Varias han sido las voces procedentes desde Bruselas que se han pronunciado sobre este tema, aunque no todas ellas coinciden. El portavoz comunitario de Justicia, Christian Wigand, manifestó que la posición de la Comisión Europea en relación con estos casos y que se considera que “la democracia no puede funcionar sin medios libres e independientes”, en clara alusión al potencial recorte que podría hacerse patente en Hungría durante los próximos meses.

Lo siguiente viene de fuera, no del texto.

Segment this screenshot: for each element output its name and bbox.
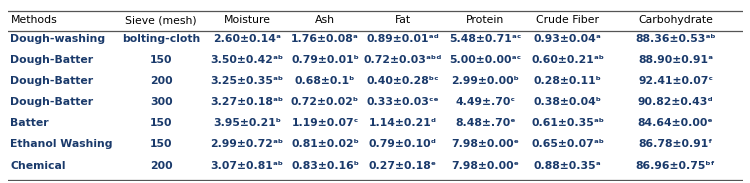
Text: Moisture: Moisture [224,15,271,25]
Text: Crude Fiber: Crude Fiber [536,15,599,25]
Text: 3.07±0.81ᵃᵇ: 3.07±0.81ᵃᵇ [211,160,284,171]
Text: 0.83±0.16ᵇ: 0.83±0.16ᵇ [291,160,359,171]
Text: Carbohydrate: Carbohydrate [638,15,713,25]
Text: 90.82±0.43ᵈ: 90.82±0.43ᵈ [638,97,713,107]
Text: 86.78±0.91ᶠ: 86.78±0.91ᶠ [638,139,712,149]
Text: Dough-Batter: Dough-Batter [10,76,94,86]
Text: 0.27±0.18ᵉ: 0.27±0.18ᵉ [369,160,437,171]
Text: bolting-cloth: bolting-cloth [122,33,200,44]
Text: 88.90±0.91ᵃ: 88.90±0.91ᵃ [638,55,713,65]
Text: Ash: Ash [315,15,335,25]
Text: Ethanol Washing: Ethanol Washing [10,139,113,149]
Text: 1.14±0.21ᵈ: 1.14±0.21ᵈ [369,118,437,128]
Text: 2.99±0.00ᵇ: 2.99±0.00ᵇ [452,76,519,86]
Text: 0.88±0.35ᵃ: 0.88±0.35ᵃ [534,160,602,171]
Text: 5.00±0.00ᵃᶜ: 5.00±0.00ᵃᶜ [449,55,521,65]
Text: 1.76±0.08ᵃ: 1.76±0.08ᵃ [291,33,359,44]
Text: Sieve (mesh): Sieve (mesh) [125,15,197,25]
Text: 0.28±0.11ᵇ: 0.28±0.11ᵇ [534,76,602,86]
Text: 0.93±0.04ᵃ: 0.93±0.04ᵃ [534,33,602,44]
Text: Fat: Fat [394,15,411,25]
Text: 3.27±0.18ᵃᵇ: 3.27±0.18ᵃᵇ [211,97,284,107]
Text: 0.38±0.04ᵇ: 0.38±0.04ᵇ [533,97,602,107]
Text: 0.89±0.01ᵃᵈ: 0.89±0.01ᵃᵈ [367,33,440,44]
Text: Protein: Protein [466,15,504,25]
Text: 0.68±0.1ᵇ: 0.68±0.1ᵇ [295,76,356,86]
Text: 0.79±0.10ᵈ: 0.79±0.10ᵈ [369,139,436,149]
Text: Batter: Batter [10,118,49,128]
Text: 4.49±.70ᶜ: 4.49±.70ᶜ [455,97,515,107]
Text: 92.41±0.07ᶜ: 92.41±0.07ᶜ [638,76,713,86]
Text: 0.40±0.28ᵇᶜ: 0.40±0.28ᵇᶜ [367,76,440,86]
Text: Dough-washing: Dough-washing [10,33,106,44]
Text: 0.61±0.35ᵃᵇ: 0.61±0.35ᵃᵇ [531,118,604,128]
Text: 7.98±0.00ᵉ: 7.98±0.00ᵉ [452,160,519,171]
Text: 86.96±0.75ᵇᶠ: 86.96±0.75ᵇᶠ [636,160,716,171]
Text: 300: 300 [150,97,172,107]
Text: Chemical: Chemical [10,160,66,171]
Text: 8.48±.70ᵉ: 8.48±.70ᵉ [455,118,515,128]
Text: 5.48±0.71ᵃᶜ: 5.48±0.71ᵃᶜ [449,33,521,44]
Text: 84.64±0.00ᵉ: 84.64±0.00ᵉ [638,118,713,128]
Text: Dough-Batter: Dough-Batter [10,55,94,65]
Text: 150: 150 [150,118,172,128]
Text: 200: 200 [150,76,172,86]
Text: 0.81±0.02ᵇ: 0.81±0.02ᵇ [291,139,359,149]
Text: Dough-Batter: Dough-Batter [10,97,94,107]
Text: 3.95±0.21ᵇ: 3.95±0.21ᵇ [213,118,281,128]
Text: 2.60±0.14ᵃ: 2.60±0.14ᵃ [213,33,281,44]
Text: 2.99±0.72ᵃᵇ: 2.99±0.72ᵃᵇ [211,139,284,149]
Text: 88.36±0.53ᵃᵇ: 88.36±0.53ᵃᵇ [635,33,716,44]
Text: Methods: Methods [10,15,57,25]
Text: 0.79±0.01ᵇ: 0.79±0.01ᵇ [291,55,359,65]
Text: 0.72±0.02ᵇ: 0.72±0.02ᵇ [291,97,359,107]
Text: 150: 150 [150,139,172,149]
Text: 3.25±0.35ᵃᵇ: 3.25±0.35ᵃᵇ [211,76,284,86]
Text: 0.72±0.03ᵃᵇᵈ: 0.72±0.03ᵃᵇᵈ [364,55,442,65]
Text: 150: 150 [150,55,172,65]
Text: 1.19±0.07ᶜ: 1.19±0.07ᶜ [292,118,358,128]
Text: 3.50±0.42ᵃᵇ: 3.50±0.42ᵃᵇ [211,55,284,65]
Text: 200: 200 [150,160,172,171]
Text: 0.65±0.07ᵃᵇ: 0.65±0.07ᵃᵇ [531,139,604,149]
Text: 7.98±0.00ᵉ: 7.98±0.00ᵉ [452,139,519,149]
Text: 0.60±0.21ᵃᵇ: 0.60±0.21ᵃᵇ [531,55,604,65]
Text: 0.33±0.03ᶜᵉ: 0.33±0.03ᶜᵉ [367,97,440,107]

El decreto de excepcionalidad húngaro no recoge ni la proporcionalidad ni la temporalidad de las medidas, algo que explícitamente marca el derecho internacional, el comunitario y la legislación nacional.

La respuesta por parte del Jefe de Gabinete de Orbán no pudo ser más simple “estas medidas pueden ser revocadas por el Parlamento en cualquier momento”. En esta misma dirección se manifestó el Comisario de Ampliación, Oliver Varhelyi, que pidió a sus colegas en Bruselas que dejasen trabajar al Gobierno húngaro para poder controlar la crisis sanitaria. El lenguaje retador de Orban continua con afirmaciones sobre la UE como “si no pueden ayudar porque no pueden, al menos que no obstaculicen a los húngaros en su defensa. Queremos una Europa fuerte, pero esta alianza tiene sus debilidades, lo que también está siendo evidente durante la epidemia”. O haciendo hincapié donde más daño hace “recibimos ayuda de China y de Turquía. Esta es la situación. A pesar de todo seguimos siendo miembros de la UE. Este es nuestro lugar, pero hay que ser conscientes de que no es de ahí de donde procede la ayuda”. A pesar del tono, no parece que nadie vaya a atreverse a censurar su lenguaje ni sus medidas. Ningún Estado ni institución va a osar entrometerse en sus asuntos internos. Si no lo hicieron con contundencia en tiempos más calmos, ahora mucho menos.

La deriva autoritaria a la que el líder conservador está llevando a su país es por todos conocida desde hace tiempo. De hecho, el informe "Autocratization Surges-Resistance Grows" sitúa a Hungría como el primer Estado miembro de la UE que es no democrático, lo cataloga como autoritarismo electoral y el caso reciente más extremo de autocratización. Sin embargo, ni su grupo parlamentario ha sido capaz de sancionarle de manera ejemplarizante o incluso expulsarle del mismo. Tampoco el resto de líderes europeos ni, por supuesto, la Comisión, han sido capaces de atajar una quiebra estructural del estado de derecho y de la democracia en un país miembro. Ante estas razones, sobran las palabras. Esta crisis está ofreciendo a Orban la oportunidad que siempre deseó, la libertad absoluta para hacer y deshacer a su antojo. La amenaza de una ruptura total con la democracia es prácticamente un hecho, y todo ante la parálisis con la que lo contemplan el resto de sus socios.